What the Pipeline Means Practically: A 2025 to 2028 Outlook

By 2026, you may have access to an oral tirzepatide option if Phase 2 dose-finding resolves the bioavailability challenges. The HFpEF indication for Zepbound is likely to receive FDA action in 2025 or early 2026 based on the SUMMIT filing timeline. Retatrutide may enter Phase 3 in 2025, with potential approval no earlier than 2028 given typical development timelines.

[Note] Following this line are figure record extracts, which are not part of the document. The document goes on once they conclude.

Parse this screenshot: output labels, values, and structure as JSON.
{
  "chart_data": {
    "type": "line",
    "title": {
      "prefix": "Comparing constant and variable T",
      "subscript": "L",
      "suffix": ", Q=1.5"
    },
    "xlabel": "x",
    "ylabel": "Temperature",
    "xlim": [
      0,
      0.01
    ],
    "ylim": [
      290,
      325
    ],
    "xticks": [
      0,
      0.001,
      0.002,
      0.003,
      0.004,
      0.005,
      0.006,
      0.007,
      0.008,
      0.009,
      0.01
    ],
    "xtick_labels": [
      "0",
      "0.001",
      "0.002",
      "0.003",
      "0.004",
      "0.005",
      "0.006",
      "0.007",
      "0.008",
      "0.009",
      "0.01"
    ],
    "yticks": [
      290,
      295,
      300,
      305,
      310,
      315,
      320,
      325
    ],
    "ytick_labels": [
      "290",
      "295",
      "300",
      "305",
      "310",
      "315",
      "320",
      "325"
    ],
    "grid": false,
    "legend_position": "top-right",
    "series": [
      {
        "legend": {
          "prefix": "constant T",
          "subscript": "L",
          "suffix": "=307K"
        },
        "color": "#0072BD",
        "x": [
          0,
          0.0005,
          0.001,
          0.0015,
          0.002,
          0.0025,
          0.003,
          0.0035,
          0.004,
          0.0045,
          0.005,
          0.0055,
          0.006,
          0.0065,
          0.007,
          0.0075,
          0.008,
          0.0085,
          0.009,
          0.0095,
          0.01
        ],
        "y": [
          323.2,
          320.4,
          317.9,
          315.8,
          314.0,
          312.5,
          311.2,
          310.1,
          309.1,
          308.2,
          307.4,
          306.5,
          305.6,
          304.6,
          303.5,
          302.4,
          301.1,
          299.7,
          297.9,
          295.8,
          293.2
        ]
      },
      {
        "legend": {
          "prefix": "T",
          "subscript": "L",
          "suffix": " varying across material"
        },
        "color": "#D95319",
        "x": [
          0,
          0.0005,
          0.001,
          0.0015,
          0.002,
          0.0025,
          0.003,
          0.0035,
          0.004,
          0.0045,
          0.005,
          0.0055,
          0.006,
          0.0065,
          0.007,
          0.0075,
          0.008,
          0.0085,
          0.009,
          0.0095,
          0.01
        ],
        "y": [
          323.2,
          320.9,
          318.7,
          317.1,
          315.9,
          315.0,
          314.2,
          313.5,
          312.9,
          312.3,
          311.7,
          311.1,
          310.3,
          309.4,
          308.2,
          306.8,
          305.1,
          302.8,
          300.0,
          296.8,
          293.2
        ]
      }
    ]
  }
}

The muscle-preservation combination approach is still early. Do not expect a combined tirzepatide-bimagrumab product before 2028 at the earliest, and only if Phase 2 data support it. For perimenopausal and postmenopausal women worried about losing muscle mass during weight loss, the interim answer is resistance training during tirzepatide therapy and adequate dietary protein, targeting at least 1.2 g of protein per kilogram of body weight per day, a threshold associated with lean mass preservation during caloric deficit.

The oral formulation's sex-specific pharmacokinetics remain an open question. Women's gastric motility changes across the menstrual cycle and with hormonal contraceptive use. If and when oral tirzepatide reaches market, early real-world data stratified by menstrual and hormonal status will be needed to guide dose timing recommendations. Ask your provider to flag updated guidance as it becomes available.